L’importance du jeu interactif et physique qui le détend est également soulignée.

Ouvrir / fermer : jeu fétiche
Jouer à ouvert / fermé, à s’attacher et à se délivrer (et d’autres variantes) n’est pas nouveau. Ce jeu a évolué au cours des séances, et symbolise, et ce qu’il vit, et l’envie (en même temps que l’angoisse) de rejoindre la personne avec qui se déroule la séance – cela semble l’aider à avancer vers la sortie de cet enfermement que l’on appelle autistique.
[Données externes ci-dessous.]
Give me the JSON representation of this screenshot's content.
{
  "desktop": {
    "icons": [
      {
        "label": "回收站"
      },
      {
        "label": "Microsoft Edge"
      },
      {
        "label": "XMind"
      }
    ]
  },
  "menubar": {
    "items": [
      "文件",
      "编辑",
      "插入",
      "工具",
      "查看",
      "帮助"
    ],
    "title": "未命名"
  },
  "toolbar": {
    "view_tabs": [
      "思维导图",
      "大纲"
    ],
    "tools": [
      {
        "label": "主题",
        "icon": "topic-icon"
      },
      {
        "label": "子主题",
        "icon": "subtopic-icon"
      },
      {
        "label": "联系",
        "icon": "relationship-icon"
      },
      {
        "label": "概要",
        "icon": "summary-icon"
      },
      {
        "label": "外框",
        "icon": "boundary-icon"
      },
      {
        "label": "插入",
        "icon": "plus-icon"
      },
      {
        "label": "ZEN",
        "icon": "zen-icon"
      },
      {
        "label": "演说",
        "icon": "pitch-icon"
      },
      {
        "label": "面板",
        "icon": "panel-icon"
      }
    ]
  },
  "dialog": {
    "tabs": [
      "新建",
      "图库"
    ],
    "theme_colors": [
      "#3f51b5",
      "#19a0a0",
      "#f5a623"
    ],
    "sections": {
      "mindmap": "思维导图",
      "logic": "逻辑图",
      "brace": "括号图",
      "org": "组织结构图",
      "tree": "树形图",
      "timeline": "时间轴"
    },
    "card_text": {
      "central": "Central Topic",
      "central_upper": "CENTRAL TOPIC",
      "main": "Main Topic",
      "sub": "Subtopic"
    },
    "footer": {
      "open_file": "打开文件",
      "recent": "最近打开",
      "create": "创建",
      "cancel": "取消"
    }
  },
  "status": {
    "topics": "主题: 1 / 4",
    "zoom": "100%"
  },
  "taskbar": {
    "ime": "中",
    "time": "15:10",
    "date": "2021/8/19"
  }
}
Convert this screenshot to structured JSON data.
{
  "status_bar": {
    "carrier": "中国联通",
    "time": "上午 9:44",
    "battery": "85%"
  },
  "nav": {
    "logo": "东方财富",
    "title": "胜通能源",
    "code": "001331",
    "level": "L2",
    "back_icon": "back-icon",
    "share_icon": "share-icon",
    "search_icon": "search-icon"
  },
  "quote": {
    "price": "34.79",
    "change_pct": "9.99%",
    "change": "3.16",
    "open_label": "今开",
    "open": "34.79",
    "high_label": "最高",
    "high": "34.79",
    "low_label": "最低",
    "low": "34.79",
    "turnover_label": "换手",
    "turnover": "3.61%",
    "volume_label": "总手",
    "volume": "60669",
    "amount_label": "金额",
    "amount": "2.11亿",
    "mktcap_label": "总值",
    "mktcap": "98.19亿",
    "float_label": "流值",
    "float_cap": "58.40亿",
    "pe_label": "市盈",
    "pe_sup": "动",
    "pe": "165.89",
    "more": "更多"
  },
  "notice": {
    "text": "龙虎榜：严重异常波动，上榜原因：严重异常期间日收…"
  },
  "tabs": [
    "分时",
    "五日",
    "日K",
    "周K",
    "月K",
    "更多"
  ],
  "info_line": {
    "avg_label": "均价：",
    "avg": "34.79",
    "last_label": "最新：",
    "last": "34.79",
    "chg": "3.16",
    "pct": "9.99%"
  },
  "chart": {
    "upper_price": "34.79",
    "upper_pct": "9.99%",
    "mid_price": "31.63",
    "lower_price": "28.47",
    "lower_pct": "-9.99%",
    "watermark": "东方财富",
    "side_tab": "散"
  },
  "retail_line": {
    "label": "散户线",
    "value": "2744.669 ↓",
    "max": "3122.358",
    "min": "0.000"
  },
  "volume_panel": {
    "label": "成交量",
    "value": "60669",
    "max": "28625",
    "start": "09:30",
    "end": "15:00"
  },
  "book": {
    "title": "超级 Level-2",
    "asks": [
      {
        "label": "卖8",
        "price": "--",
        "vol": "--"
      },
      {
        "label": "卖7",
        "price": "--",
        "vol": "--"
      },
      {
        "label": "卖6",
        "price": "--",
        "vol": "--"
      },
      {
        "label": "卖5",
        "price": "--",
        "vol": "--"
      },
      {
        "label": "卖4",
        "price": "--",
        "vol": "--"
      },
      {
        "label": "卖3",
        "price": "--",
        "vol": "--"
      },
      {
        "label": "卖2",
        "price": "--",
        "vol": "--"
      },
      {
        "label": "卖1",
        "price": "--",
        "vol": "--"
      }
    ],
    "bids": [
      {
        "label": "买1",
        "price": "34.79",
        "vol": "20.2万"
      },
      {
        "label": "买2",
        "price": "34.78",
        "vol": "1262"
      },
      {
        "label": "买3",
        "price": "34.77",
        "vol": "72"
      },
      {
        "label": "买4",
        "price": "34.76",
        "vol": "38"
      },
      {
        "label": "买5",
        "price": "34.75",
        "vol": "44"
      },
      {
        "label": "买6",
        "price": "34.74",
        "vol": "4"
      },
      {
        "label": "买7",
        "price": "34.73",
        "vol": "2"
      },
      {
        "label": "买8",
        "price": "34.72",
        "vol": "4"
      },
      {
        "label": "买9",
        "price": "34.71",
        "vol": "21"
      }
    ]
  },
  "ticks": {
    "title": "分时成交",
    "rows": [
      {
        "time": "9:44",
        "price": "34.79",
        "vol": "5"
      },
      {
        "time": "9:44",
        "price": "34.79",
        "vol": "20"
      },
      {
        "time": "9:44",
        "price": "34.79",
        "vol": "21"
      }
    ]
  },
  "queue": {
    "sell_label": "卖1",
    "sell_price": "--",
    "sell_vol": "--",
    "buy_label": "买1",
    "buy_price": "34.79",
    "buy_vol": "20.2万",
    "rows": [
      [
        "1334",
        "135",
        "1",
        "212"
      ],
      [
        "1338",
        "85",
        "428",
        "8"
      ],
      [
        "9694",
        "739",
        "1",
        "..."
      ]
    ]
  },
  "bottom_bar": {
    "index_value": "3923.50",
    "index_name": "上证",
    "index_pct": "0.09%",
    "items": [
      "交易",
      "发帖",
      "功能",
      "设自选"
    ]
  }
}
Moments difficiles pour lui : comme le petit enfant, il oscille entre je suis grand et je suis un bébé. Besoin de câlins, de protection – que l’on peut verbaliser : même s’il s’éloigne (s’il prend sa liberté) reste une présence en mesure de le protéger si besoin.

A l’aide…
A certain(e)s bénévoles, Émile a confié : Il faut me soigner, il y a quelque chose qui ne va pas, Je veux guérir… perçus comme des appels à l’aide, au point de parfois déclencher chez eux (elles) une amorce de désarroi, d’autant que le chemin vers une renaissance, parcouru avec lui depuis deux ans justifie que cette confidence puisse les toucher profondément.

Il lui arrive aussi d’exprimer une prise de conscience de sa différence, par exemple, qu’il n’a pas la vie d’un enfant normal de 8 ans qui va à l’école (ce que l’on peut considérer comme une première étape vers l’envie de rejoindre les autres enfants).
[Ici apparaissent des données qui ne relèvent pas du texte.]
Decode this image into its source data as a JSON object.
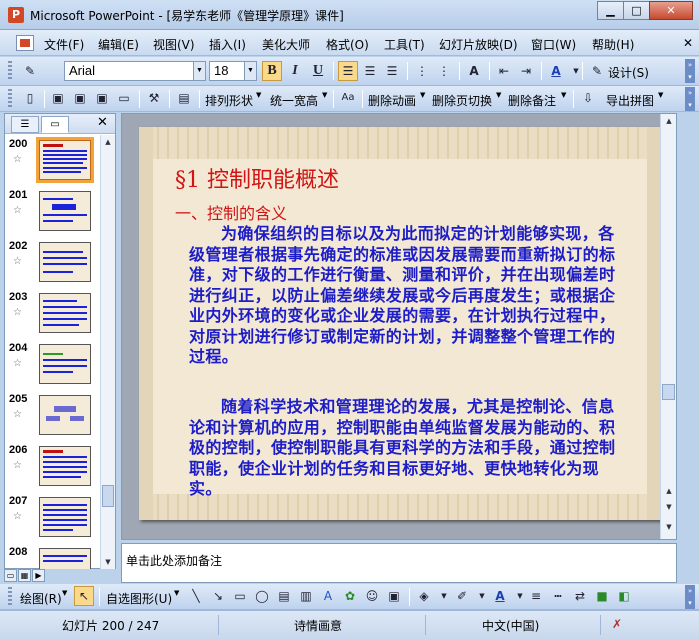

Il est bien sûr possible de l'assurer en retour du plaisir à venir jouer avec lui, de la fierté et de la joie face à ses progrès, du soutien apporté aux efforts qu’il fait pour s’en sortir. Pouvoir aussi lui dire – comme à tout enfant – qu’il y a des questions auxquelles on ne sait pas répondre, mais qu’il peut en parler à son psychothérapeute.
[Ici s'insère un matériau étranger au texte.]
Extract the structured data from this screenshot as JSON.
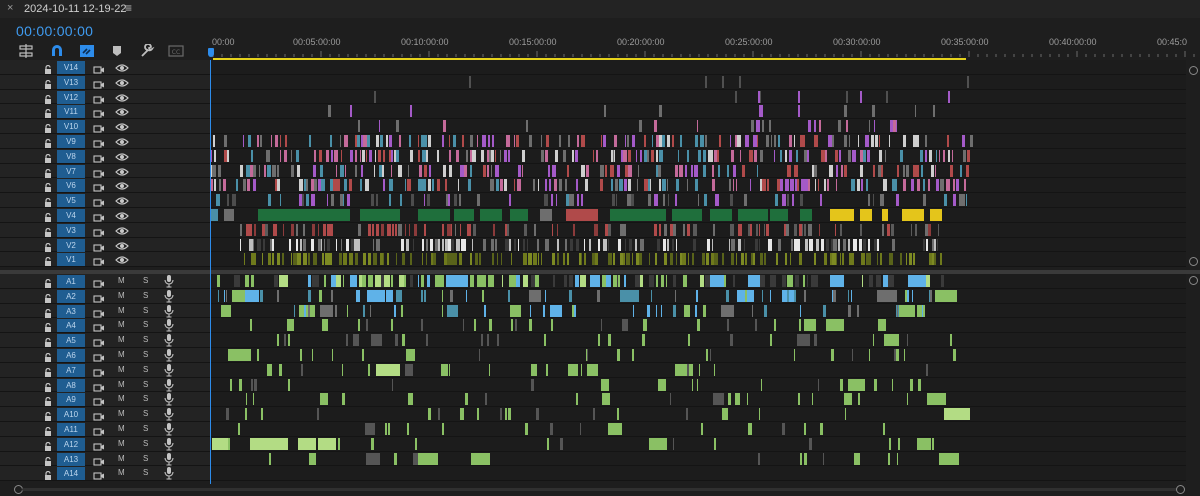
{
  "tab": {
    "close_glyph": "×",
    "title": "2024-10-11 12-19-22",
    "menu_glyph": "≡"
  },
  "timecode": "00:00:00:00",
  "tools": [
    {
      "name": "insert-overwrite-icon",
      "icon": "nest-sequence"
    },
    {
      "name": "snap-icon",
      "icon": "magnet"
    },
    {
      "name": "linked-selection-icon",
      "icon": "link"
    },
    {
      "name": "add-marker-icon",
      "icon": "marker"
    },
    {
      "name": "timeline-settings-icon",
      "icon": "wrench"
    },
    {
      "name": "captions-icon",
      "icon": "cc"
    }
  ],
  "ruler": {
    "labels": [
      "00:00",
      "00:05:00:00",
      "00:10:00:00",
      "00:15:00:00",
      "00:20:00:00",
      "00:25:00:00",
      "00:30:00:00",
      "00:35:00:00",
      "00:40:00:00",
      "00:45:0"
    ]
  },
  "video_tracks": [
    "V14",
    "V13",
    "V12",
    "V11",
    "V10",
    "V9",
    "V8",
    "V7",
    "V6",
    "V5",
    "V4",
    "V3",
    "V2",
    "V1"
  ],
  "audio_tracks": [
    "A1",
    "A2",
    "A3",
    "A4",
    "A5",
    "A6",
    "A7",
    "A8",
    "A9",
    "A10",
    "A11",
    "A12",
    "A13",
    "A14"
  ],
  "audio_mute_label": "M",
  "audio_solo_label": "S",
  "colors": {
    "accent": "#2d8ceb",
    "track_label_bg": "#1f5d91",
    "work_area": "#e5d21c",
    "clip_magenta": "#a45ac8",
    "clip_pink": "#c46a9a",
    "clip_gray": "#6e6e6e",
    "clip_teal": "#4a90a8",
    "clip_green": "#1f6f3c",
    "clip_yellow": "#e4c51b",
    "clip_red": "#b04a4a",
    "clip_white": "#e8e8e8",
    "clip_olive": "#6f7a1c",
    "clip_audio": "#8ac064",
    "clip_audio_light": "#b3dc84",
    "clip_audio_blue": "#5fb2e8"
  },
  "timeline_summary": {
    "sequence_duration_approx": "00:35:00:00"
  }
}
On rejoint ici ce qui, à mon sens, fait de cette réunion une étape particulièrement intéressante. Moment programmé de rencontre, essentiellement entre les bénévoles, ladite réunion met en commun ce qu’ils ont fait, ressenti, et comment ils ont réagi. Peu à peu, on a vu apparaître à ces réunions les maîtresses, et l’emploi du temps se partager entre le versant ludique et celui des apprentissages (auxquels une salle particulière est désormais réservée). Cette transition annoncée semble avoir bénéficié d’un bon accueil.

En revanche, l’évocation des intervenants plus spécialisés (ex. : psychothérapeute) dont on connaissait depuis les tout débuts l’existence (mention comme fonction, pas leur nom, dans l’emploi du temps distribué à chacun, mais qui ne participent pas aux réunions mensuelles), ne semble faire surface que maintenant. C'est-à-dire au moment où Émile commence à explorer plus sérieusement les différentes facettes de sa relation à autrui.

Cette prise de conscience groupale ne manquant pas d’être agrémentée par le fait que certains bénévoles, loin d’être des enfants de chœur dans ce genre d’expertise, ont dû se sentir partagés en raison de leur double casquette et d’une déontologie qu’ils ne souhaitaient pas enfreindre. Ils l’ont, d’une certaine manière, laissé entendre.

Les apprentissages
Émile distingue les séances d’apprentissages de celles, ludiques, avec les bénévoles, et les attend comme telles. Il se comporte un peu plus comme un élève attentif, exprime de moins en moins de refus, prend confiance et accepte d’aller vers ce qui est pour lui difficile (ce qui n'exclut pas une peur de l'échec).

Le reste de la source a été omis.